Dir: Veronique Jadin, Belgium, 1h18min
Workplace related horror has become more of a subject in the past couple of years, and with the increasing strife with the workforce and the people in charge, it might be one that will continue to provide a setting for films such as EMPLOYEE OF THE MONTH. This film follows Ines (Jasmina Douieb), a secretary at a cleaning supplies company branch, who has been overworked at her job and sees her male co-workers getting the fruits of her labor. It appears as if nothing will ever change until an accident occurs when the manager of the office, Patrick (Peter Van Den Begin), tries to assault Ines to dissuade her from asking for a raise. She is saved by the new intern, Melody (Laetitia Mampaka), whose entrance leads to Patrick getting impaled by his Manager of the Year award. A comedy of errors ensues as Ines and Melody try to clean up the mess, all the while uncovering corrupt business practices.
Veronique Jadin, who directed and co-wrote the film (with Nina Van Spranghe), works with the constraints
of the small-scale business office that 90% of the film takes place in. The cold and muted color tones as
as a prison that Ines has been trapped in for all of these years, and the events of the film are her acting out a means of escaping that nine-to-five captivity. Given how she is portrayed as the sacrificial lamb to everyone else’s benefit within the company branch, it is nice that Ines isn’t a one note victim in the film. She embodies a clean freak mentality, showing how much of her work has become a part of her life. Even as the bodies pile up, the mess they make is always on her mind. but she loosens up a bit as she takes some drugs and alcohol which empowers her to take more action against the co-workers who abused her for so long.
The portrayal of the men in this environment might rub people the wrong way, as most of them are
seen as lazy, incompetent, stupid, or just ignorant, having grown comfortable with the lifestyle
their shady practices have allowed them. I think it works in this context, given modern views of
the worker/employer relationship and how that’s portrayed in films such as MAYHEM. Especially since the representative for the company that comes to visit them, Anna Nilsson, is female, this encompasses the general corporate ladder abuse of power than just gender politics (although that is there too). These themes give the film a universal attachment that transcends the regional and language barriers.

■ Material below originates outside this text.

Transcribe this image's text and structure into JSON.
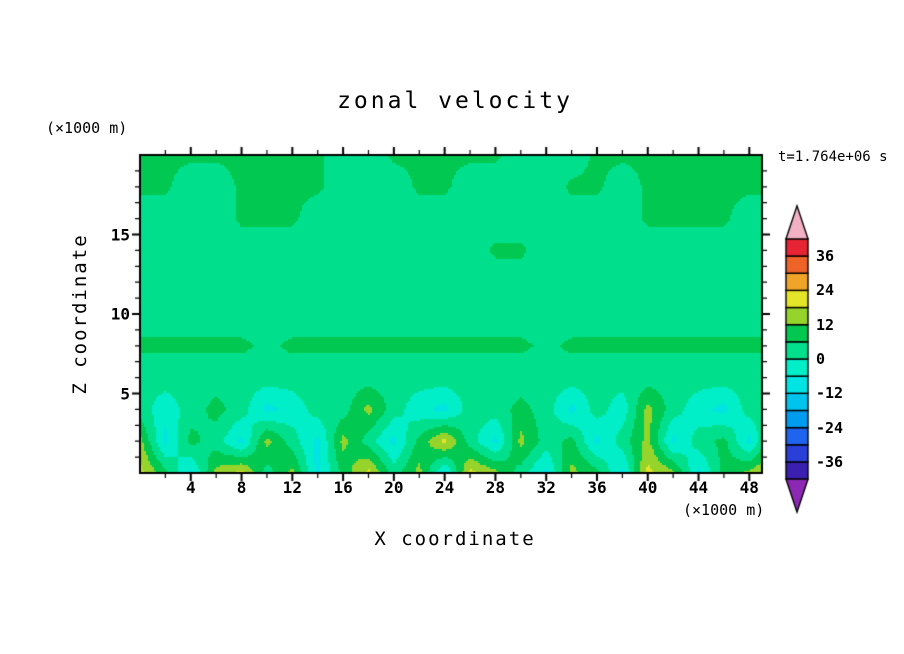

EMPLOYEE OF THE MONTH operates more as a black comedy than straight up horror, but it works as a fun power fantasy trip. The Ines – Melody relationship that forms over the course of the day is established well, despite their age differences and views on the job, taking advantage of the situation to take revenge on those who took advantage of them. Ultimately, one’s own enjoyment will vary depending on how the broad unlikability of the male co-workers rubs off on your sensibilities. The film does take a while for Ines to let loose and embrace her situation, but when it does, seeing her develop into a more proactive character who wants her fair share in life is worthwhile.
EMPLOYEE OF THE MONTH is screening as part of Screamfest 2022 in Los Angeles from October 11th through October 20th.